Denninger heeft er ook zo zijn ideeën bij:
quote:
Let's add a bit of analysis to the Turkey thing, shall we?
Turkey, as you recall, dramatically raised rates last night. The market reacted with a monstrous 10 handle spike in the futures overnight, which now has reversed to near-10 handle loss.
Why?
Turkey took the action because capital was fleeing their country. How do you stop it? Well, you can try to put hard capital controls in, but if you do that people will look for a way around it, and now you've declared that investing in your nation is not safe because that investment becomes "involuntary" whenever you decide to make it that way.
That has a bad impact on confidence, you see.
So instead what you do is dramatically raise rates by withdrawing liquidity. This, you hope, gives people a reason to invest in your country.
That will probably, in the immediate term anyway, stop the capital flight.
But there is a cost associated with that. What happens to all the people who would want to borrow money to do something, and worse, what happens to those who already have borrowed money and need to roll it over?
Ah, grasshopper, that's a problem. See, how do you plan to roll over your debt when suddenly a 400+bps increase shows up in the rate of borrowing? You can't. And if you can't afford the new, higher rates? You are instantly screwed.
Worse, to the extent that this causes people to want to invest in your country for new loans it makes you "more competitive" than everyone else around who is practicing the ultra-low-rate game. This in turn means that you are stoking capital flight elsewhere.

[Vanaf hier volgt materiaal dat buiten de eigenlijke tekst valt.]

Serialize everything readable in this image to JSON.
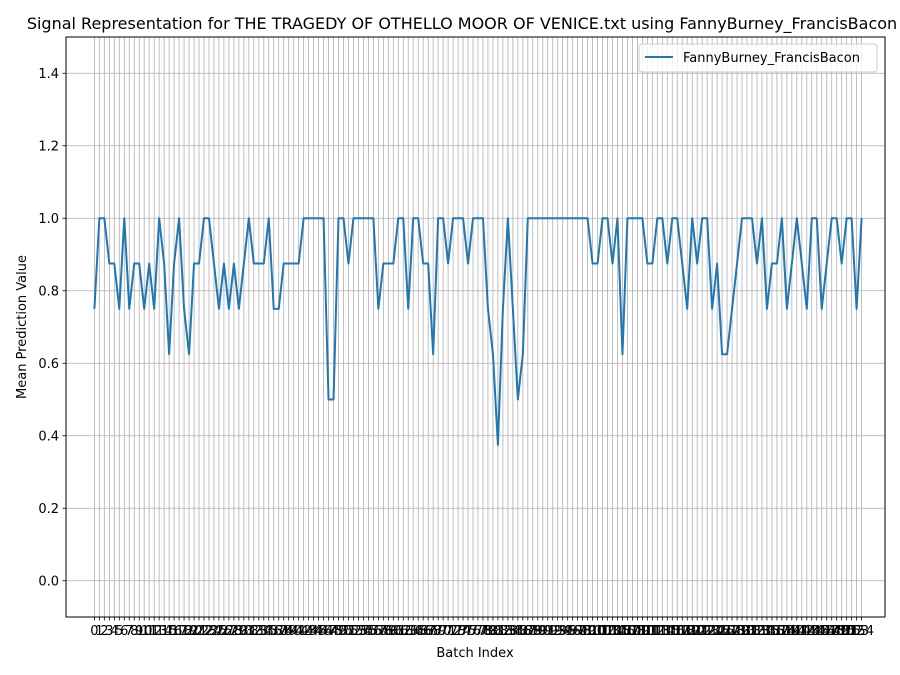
{
  "chart_data": {
    "type": "line",
    "title": "Signal Representation for THE TRAGEDY OF OTHELLO MOOR OF VENICE.txt using FannyBurney_FrancisBacon",
    "xlabel": "Batch Index",
    "ylabel": "Mean Prediction Value",
    "xlim": [
      -5.7,
      158.7
    ],
    "ylim": [
      -0.1,
      1.5
    ],
    "yticks": [
      0.0,
      0.2,
      0.4,
      0.6,
      0.8,
      1.0,
      1.2,
      1.4
    ],
    "ytick_labels": [
      "0.0",
      "0.2",
      "0.4",
      "0.6",
      "0.8",
      "1.0",
      "1.2",
      "1.4"
    ],
    "grid": true,
    "legend_position": "top-right",
    "series": [
      {
        "name": "FannyBurney_FrancisBacon",
        "color": "#1f77b4",
        "values": [
          0.75,
          1.0,
          1.0,
          0.875,
          0.875,
          0.75,
          1.0,
          0.75,
          0.875,
          0.875,
          0.75,
          0.875,
          0.75,
          1.0,
          0.875,
          0.625,
          0.875,
          1.0,
          0.75,
          0.625,
          0.875,
          0.875,
          1.0,
          1.0,
          0.875,
          0.75,
          0.875,
          0.75,
          0.875,
          0.75,
          0.875,
          1.0,
          0.875,
          0.875,
          0.875,
          1.0,
          0.75,
          0.75,
          0.875,
          0.875,
          0.875,
          0.875,
          1.0,
          1.0,
          1.0,
          1.0,
          1.0,
          0.5,
          0.5,
          1.0,
          1.0,
          0.875,
          1.0,
          1.0,
          1.0,
          1.0,
          1.0,
          0.75,
          0.875,
          0.875,
          0.875,
          1.0,
          1.0,
          0.75,
          1.0,
          1.0,
          0.875,
          0.875,
          0.625,
          1.0,
          1.0,
          0.875,
          1.0,
          1.0,
          1.0,
          0.875,
          1.0,
          1.0,
          1.0,
          0.75,
          0.625,
          0.375,
          0.75,
          1.0,
          0.75,
          0.5,
          0.625,
          1.0,
          1.0,
          1.0,
          1.0,
          1.0,
          1.0,
          1.0,
          1.0,
          1.0,
          1.0,
          1.0,
          1.0,
          1.0,
          0.875,
          0.875,
          1.0,
          1.0,
          0.875,
          1.0,
          0.625,
          1.0,
          1.0,
          1.0,
          1.0,
          0.875,
          0.875,
          1.0,
          1.0,
          0.875,
          1.0,
          1.0,
          0.875,
          0.75,
          1.0,
          0.875,
          1.0,
          1.0,
          0.75,
          0.875,
          0.625,
          0.625,
          0.75,
          0.875,
          1.0,
          1.0,
          1.0,
          0.875,
          1.0,
          0.75,
          0.875,
          0.875,
          1.0,
          0.75,
          0.875,
          1.0,
          0.875,
          0.75,
          1.0,
          1.0,
          0.75,
          0.875,
          1.0,
          1.0,
          0.875,
          1.0,
          1.0,
          0.75,
          1.0
        ]
      }
    ]
  }
}
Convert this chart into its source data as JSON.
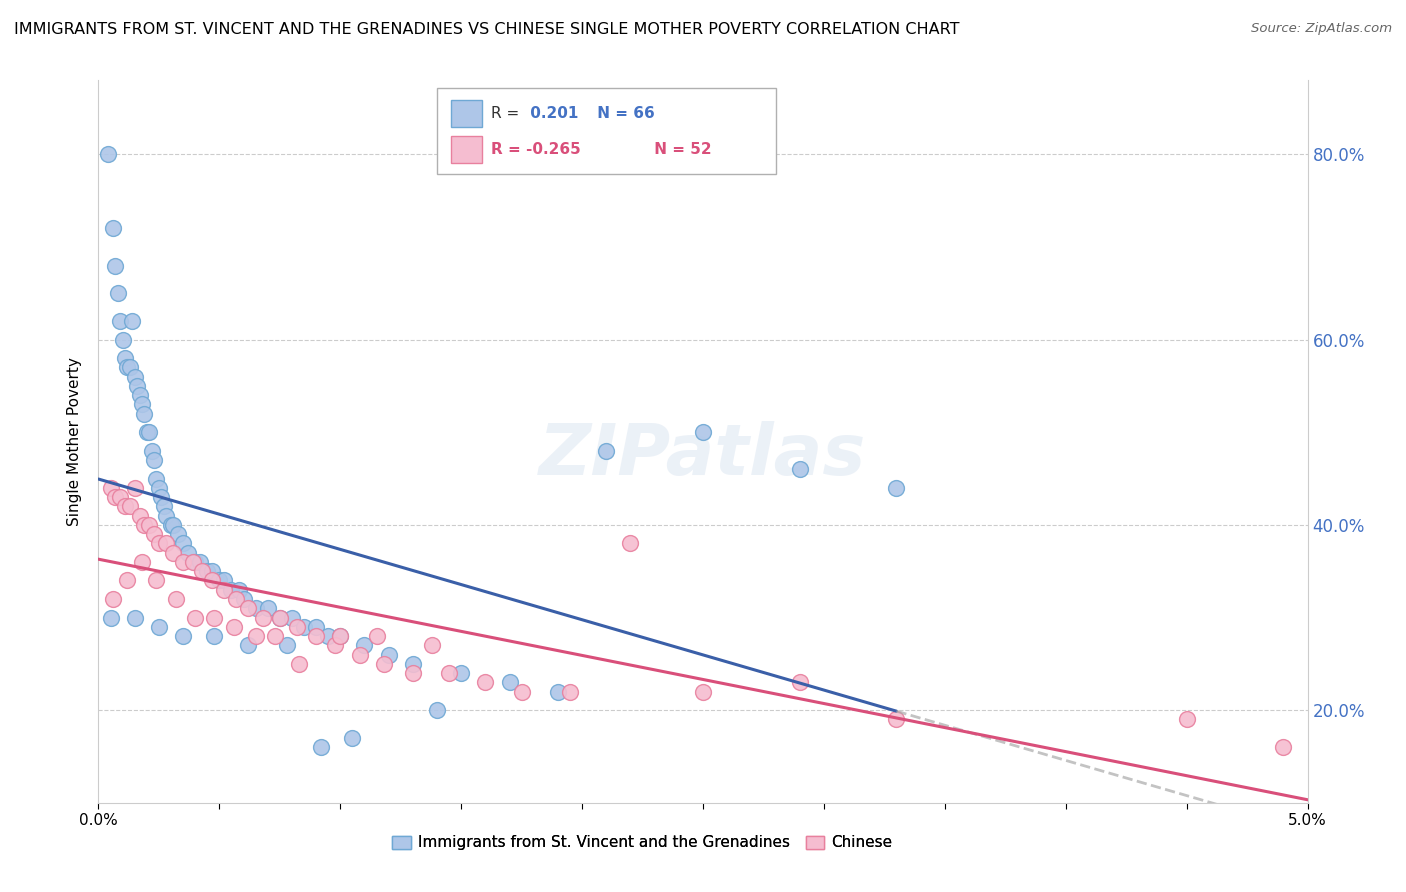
{
  "title": "IMMIGRANTS FROM ST. VINCENT AND THE GRENADINES VS CHINESE SINGLE MOTHER POVERTY CORRELATION CHART",
  "source": "Source: ZipAtlas.com",
  "ylabel": "Single Mother Poverty",
  "series1_color": "#aec6e8",
  "series1_edge": "#6fa8d4",
  "series2_color": "#f5bdd0",
  "series2_edge": "#e8809e",
  "line1_color": "#3a5fa8",
  "line2_color": "#d94f7a",
  "watermark": "ZIPatlas",
  "R1": 0.201,
  "N1": 66,
  "R2": -0.265,
  "N2": 52,
  "xlim": [
    0.0,
    5.0
  ],
  "ylim": [
    10.0,
    88.0
  ],
  "yticks": [
    20.0,
    40.0,
    60.0,
    80.0
  ],
  "right_axis_color": "#4472c4",
  "blue_x": [
    0.04,
    0.06,
    0.07,
    0.08,
    0.09,
    0.1,
    0.11,
    0.12,
    0.13,
    0.14,
    0.15,
    0.16,
    0.17,
    0.18,
    0.19,
    0.2,
    0.21,
    0.22,
    0.23,
    0.24,
    0.25,
    0.26,
    0.27,
    0.28,
    0.3,
    0.31,
    0.33,
    0.35,
    0.37,
    0.4,
    0.42,
    0.45,
    0.47,
    0.5,
    0.52,
    0.55,
    0.58,
    0.6,
    0.65,
    0.7,
    0.75,
    0.8,
    0.85,
    0.9,
    0.95,
    1.0,
    1.1,
    1.2,
    1.3,
    1.5,
    1.7,
    1.9,
    2.1,
    2.5,
    2.9,
    3.3,
    0.05,
    0.15,
    0.25,
    0.35,
    0.48,
    0.62,
    0.78,
    0.92,
    1.05,
    1.4
  ],
  "blue_y": [
    80.0,
    72.0,
    68.0,
    65.0,
    62.0,
    60.0,
    58.0,
    57.0,
    57.0,
    62.0,
    56.0,
    55.0,
    54.0,
    53.0,
    52.0,
    50.0,
    50.0,
    48.0,
    47.0,
    45.0,
    44.0,
    43.0,
    42.0,
    41.0,
    40.0,
    40.0,
    39.0,
    38.0,
    37.0,
    36.0,
    36.0,
    35.0,
    35.0,
    34.0,
    34.0,
    33.0,
    33.0,
    32.0,
    31.0,
    31.0,
    30.0,
    30.0,
    29.0,
    29.0,
    28.0,
    28.0,
    27.0,
    26.0,
    25.0,
    24.0,
    23.0,
    22.0,
    48.0,
    50.0,
    46.0,
    44.0,
    30.0,
    30.0,
    29.0,
    28.0,
    28.0,
    27.0,
    27.0,
    16.0,
    17.0,
    20.0
  ],
  "pink_x": [
    0.05,
    0.07,
    0.09,
    0.11,
    0.13,
    0.15,
    0.17,
    0.19,
    0.21,
    0.23,
    0.25,
    0.28,
    0.31,
    0.35,
    0.39,
    0.43,
    0.47,
    0.52,
    0.57,
    0.62,
    0.68,
    0.75,
    0.82,
    0.9,
    0.98,
    1.08,
    1.18,
    1.3,
    1.45,
    1.6,
    1.75,
    1.95,
    2.2,
    2.5,
    2.9,
    3.3,
    4.5,
    0.06,
    0.12,
    0.18,
    0.24,
    0.32,
    0.4,
    0.48,
    0.56,
    0.65,
    0.73,
    0.83,
    1.0,
    1.15,
    1.38,
    4.9
  ],
  "pink_y": [
    44.0,
    43.0,
    43.0,
    42.0,
    42.0,
    44.0,
    41.0,
    40.0,
    40.0,
    39.0,
    38.0,
    38.0,
    37.0,
    36.0,
    36.0,
    35.0,
    34.0,
    33.0,
    32.0,
    31.0,
    30.0,
    30.0,
    29.0,
    28.0,
    27.0,
    26.0,
    25.0,
    24.0,
    24.0,
    23.0,
    22.0,
    22.0,
    38.0,
    22.0,
    23.0,
    19.0,
    19.0,
    32.0,
    34.0,
    36.0,
    34.0,
    32.0,
    30.0,
    30.0,
    29.0,
    28.0,
    28.0,
    25.0,
    28.0,
    28.0,
    27.0,
    16.0
  ]
}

And what will those nations do in response? Why they might raise rates too! In fact, they might have to, for the same reason you tried it.
All of this is of no great import if there is no material amount of leverage -- that is, outstanding borrowing -- in the system. But if there is then it's a double ocular penetration that comes to everyone who has borrowed or lent money. That borrowers get it in both holes is obvious, but that lenders get both eye sockets penetrated is not for most people -- but it should be.
See, when the new rate of issuing debt is up 4% the imputed value of all existing paper -- such as bonds -- goes down in value by a commensurate amount times its remaining duration. And who holds that paper? Banks, insurance companies and pension funds, primarily.
I have tried to point out for several years now that the premise of low rates "stimulating" the economy was a false God, because that which you get in lower interest payments the lender takes in the ass in the form of lower interest income. The only reason it appears to work is duration matching, but that's a short-term phenomena and is an active fraud to promote because the damage is simply spread out -- it shows up slower than the "gain" but it also dissipates slower as well in an exactly equal amount. There is thus no actual gain at all, and the distortion it puts into the marketplace in the form of imputed value on those bonds that is in fact false is extremely dangerous, especially when that shows up in the government sector and people are "allowed" to claim those bonds are money-good without having to mark them to market prices.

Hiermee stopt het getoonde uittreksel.